Zero Rate VAT For Taxi Industry
Supporting Santaco’s request to zero-rate minibus taxis makes social and economic sense
By Maroba Maduma, Communications Executive at SA Taxi
Following the announcement by Treasury that VAT would increase by a percentage point, to 15 percent effective from 1 April 2018, concerns have been raised by many within government, civil society and the private sector that South Africa’s poorest citizens and low-income households would be hardest hit.
Much of the popular discourse to date, and the extensive work conducted by the independent VAT commission, pertains to the possible expansion of the zero-rated items list.
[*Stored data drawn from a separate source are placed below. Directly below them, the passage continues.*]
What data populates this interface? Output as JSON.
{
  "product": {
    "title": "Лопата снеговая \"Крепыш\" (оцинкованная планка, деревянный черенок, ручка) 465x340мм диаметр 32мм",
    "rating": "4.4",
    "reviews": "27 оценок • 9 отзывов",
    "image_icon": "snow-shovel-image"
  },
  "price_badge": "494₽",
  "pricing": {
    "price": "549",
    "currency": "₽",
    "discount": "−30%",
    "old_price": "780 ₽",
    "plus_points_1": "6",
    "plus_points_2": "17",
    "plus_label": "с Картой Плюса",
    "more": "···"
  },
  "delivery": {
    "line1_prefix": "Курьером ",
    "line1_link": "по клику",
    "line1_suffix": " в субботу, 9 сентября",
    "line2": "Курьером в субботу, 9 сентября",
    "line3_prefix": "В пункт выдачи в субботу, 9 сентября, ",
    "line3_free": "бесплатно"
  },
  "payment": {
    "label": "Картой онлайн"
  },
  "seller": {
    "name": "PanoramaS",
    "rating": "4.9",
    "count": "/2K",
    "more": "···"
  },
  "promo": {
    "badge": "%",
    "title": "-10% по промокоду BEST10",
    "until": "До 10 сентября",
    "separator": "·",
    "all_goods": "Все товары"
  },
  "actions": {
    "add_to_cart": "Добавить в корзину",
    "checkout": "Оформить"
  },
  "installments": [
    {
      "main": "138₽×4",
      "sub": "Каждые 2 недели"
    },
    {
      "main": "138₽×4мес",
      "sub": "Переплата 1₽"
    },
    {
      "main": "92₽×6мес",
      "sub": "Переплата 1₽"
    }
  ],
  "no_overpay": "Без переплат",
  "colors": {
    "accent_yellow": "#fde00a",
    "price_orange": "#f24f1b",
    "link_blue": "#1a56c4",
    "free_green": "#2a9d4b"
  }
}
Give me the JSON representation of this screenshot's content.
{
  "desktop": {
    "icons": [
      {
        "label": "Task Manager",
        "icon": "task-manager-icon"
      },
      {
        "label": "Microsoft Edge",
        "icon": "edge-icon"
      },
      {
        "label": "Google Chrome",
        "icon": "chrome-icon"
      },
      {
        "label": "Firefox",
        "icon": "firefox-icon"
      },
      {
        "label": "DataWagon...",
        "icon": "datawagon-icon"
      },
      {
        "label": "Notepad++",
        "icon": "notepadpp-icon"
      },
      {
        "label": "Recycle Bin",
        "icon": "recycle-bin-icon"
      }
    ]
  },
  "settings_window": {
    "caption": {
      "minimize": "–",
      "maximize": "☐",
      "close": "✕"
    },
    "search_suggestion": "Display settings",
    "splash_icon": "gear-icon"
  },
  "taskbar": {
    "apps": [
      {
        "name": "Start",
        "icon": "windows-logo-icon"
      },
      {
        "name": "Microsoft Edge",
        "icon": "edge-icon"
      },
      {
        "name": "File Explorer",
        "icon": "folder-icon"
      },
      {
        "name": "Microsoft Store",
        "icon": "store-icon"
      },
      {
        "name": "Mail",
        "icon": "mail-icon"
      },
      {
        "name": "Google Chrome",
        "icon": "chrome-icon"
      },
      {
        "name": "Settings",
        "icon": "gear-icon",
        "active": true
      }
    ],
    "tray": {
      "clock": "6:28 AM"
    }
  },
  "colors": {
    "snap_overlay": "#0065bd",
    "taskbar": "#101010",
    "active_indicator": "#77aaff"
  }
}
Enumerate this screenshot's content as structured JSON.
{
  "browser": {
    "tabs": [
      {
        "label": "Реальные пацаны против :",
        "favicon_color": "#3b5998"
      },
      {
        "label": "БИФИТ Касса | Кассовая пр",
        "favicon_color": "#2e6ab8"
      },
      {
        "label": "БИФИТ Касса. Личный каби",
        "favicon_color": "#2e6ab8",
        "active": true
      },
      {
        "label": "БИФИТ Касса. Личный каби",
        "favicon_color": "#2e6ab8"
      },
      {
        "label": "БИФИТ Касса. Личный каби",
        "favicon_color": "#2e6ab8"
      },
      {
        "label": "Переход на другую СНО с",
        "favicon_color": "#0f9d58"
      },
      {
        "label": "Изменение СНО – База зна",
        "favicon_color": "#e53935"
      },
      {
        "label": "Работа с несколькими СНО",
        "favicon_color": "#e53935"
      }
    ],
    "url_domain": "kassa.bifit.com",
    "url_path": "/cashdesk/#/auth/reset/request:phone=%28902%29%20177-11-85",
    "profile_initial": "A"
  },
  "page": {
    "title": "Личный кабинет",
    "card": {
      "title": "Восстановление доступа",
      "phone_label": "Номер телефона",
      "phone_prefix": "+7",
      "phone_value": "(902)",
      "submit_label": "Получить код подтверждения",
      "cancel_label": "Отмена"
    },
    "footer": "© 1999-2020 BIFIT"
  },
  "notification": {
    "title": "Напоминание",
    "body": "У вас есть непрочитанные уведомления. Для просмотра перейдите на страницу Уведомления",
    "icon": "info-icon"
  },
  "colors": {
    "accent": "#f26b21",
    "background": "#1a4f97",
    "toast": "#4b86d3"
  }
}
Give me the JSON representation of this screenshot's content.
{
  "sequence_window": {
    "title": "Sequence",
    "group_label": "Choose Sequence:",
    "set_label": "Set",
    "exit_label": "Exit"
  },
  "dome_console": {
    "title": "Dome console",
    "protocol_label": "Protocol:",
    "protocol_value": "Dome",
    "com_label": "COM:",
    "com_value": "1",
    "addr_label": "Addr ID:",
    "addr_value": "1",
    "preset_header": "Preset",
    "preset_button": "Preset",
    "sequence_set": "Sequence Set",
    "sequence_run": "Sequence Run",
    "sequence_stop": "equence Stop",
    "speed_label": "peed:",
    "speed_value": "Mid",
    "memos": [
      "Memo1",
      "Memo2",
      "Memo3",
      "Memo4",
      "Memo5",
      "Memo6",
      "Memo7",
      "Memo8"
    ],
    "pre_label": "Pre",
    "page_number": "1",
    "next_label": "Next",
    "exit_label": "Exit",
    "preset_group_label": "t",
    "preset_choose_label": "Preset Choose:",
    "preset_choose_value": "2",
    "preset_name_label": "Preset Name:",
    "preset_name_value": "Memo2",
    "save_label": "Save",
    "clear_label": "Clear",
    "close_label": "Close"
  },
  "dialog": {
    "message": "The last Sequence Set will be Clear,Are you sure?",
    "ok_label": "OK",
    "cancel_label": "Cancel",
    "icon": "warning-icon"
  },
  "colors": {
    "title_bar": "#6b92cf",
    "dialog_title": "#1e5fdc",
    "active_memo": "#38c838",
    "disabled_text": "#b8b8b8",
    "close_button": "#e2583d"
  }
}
However, these discussions have overwhelmingly centred on basic food and other everyday household items, such as bread, flour, milk, school uniforms and sanitary products.
While every opportunity to increase the purchasing power of South Africa’s most vulnerable citizens and help lift them out of poverty is welcomed, restricting the focus of the commission to specific items applies myopic thinking to a critical issue that can have far greater reverberations.
Instead of expanding a list of basic goods from 19 to 66, let’s use this opportunity to move beyond linear thinking that delivers isolated impact. Instead, let’s apply a global mindset to find a solution that delivers far-reaching benefits; one with the potential to create significant knock-on effects, not just for the poor, but for the broader economy as well.
The big-picture approach I refer to is the South African National Taxi Council’s (Santaco) call for a zero VAT rating on the purchase of minibus taxis by licensed operators. It’s a call that I hope every South African will support, for a number of reasons.
A more cost-efficient minibus taxi industry has the potential to transform the economy. South Africa’s taxi industry is the dominant form of public transport in the country, catering mainly to previously disadvantaged populations and those in low-income groups.
Despite this fact, the industry, which is the only wholly black-owned sector in the economy, receives relatively little support from government. Compared to other transport industry participants, and other key sectors of the economy such as agriculture, the taxi industry receives far less in terms of tax relief or subsidisation.
The taxis themselves are also expensive, as are the associated running and maintenance costs. The result is that these costs are passed through to South Africa’s most economically vulnerable segment of the population.
By zero-rating the purchase of minibus taxis, government would effectively lower the industry’s input costs by roughly R1 billion per year. The direct and immediate impact would be a reduction in transportation costs for commuters, the majority of whom constitute South Africa’s poorest households, yet they form the bulk of our workforce.
However, a multitude of additional benefits would also be realised further down the value chain. For starters, operators would benefit from improved cash flow, which will have a beneficial knock-on effect that will reverberate throughout the sector.
For instance, operators would have more operating capital to allocate to the servicing and maintenance of their vehicles. This would improve passenger and driver safety, along with fuel efficiency. Improved margins could also help to shorten vehicle lifecycles to effectively accelerate the modernisation of the country’s taxi fleet.
Moreover, improved profit margins would make a greater number of routes more sustainable, creating a bigger industry within which a greater number of operators could create jobs and generate income and wealth for more of the industry’s participants.
More routes would also help to alleviate tensions and the resultant violence on congested and highly competitive routes, while also extending transport to more remote areas for a more inclusive service.
Certainly, some may argue that the R1 billion saving to the industry is a loss to the fiscus. However,
the indirect benefits and the compounding returns would drive significantly greater value creation for the country and the economy.
These benefits would be realised from a more reliable and cost-effective transport service that gets employees to work on time, where they can help to stimulate and drive economic growth. And there’s also the potential for increased tax revenues from a bigger, more vibrant industry to consider. The potential to generate increased tax revenues from tyre and fuel levies would dwarf the R1 billion VAT shortfall.
It is for these many and substantive reasons that I pledge my support for Santaco’s proposal. If the proposed plan to zero-rate VAT hopes to deliver a material and lasting benefit to the poor and positively impact on economic emancipation in this country, this is the kind of big-picture thinking that is needed.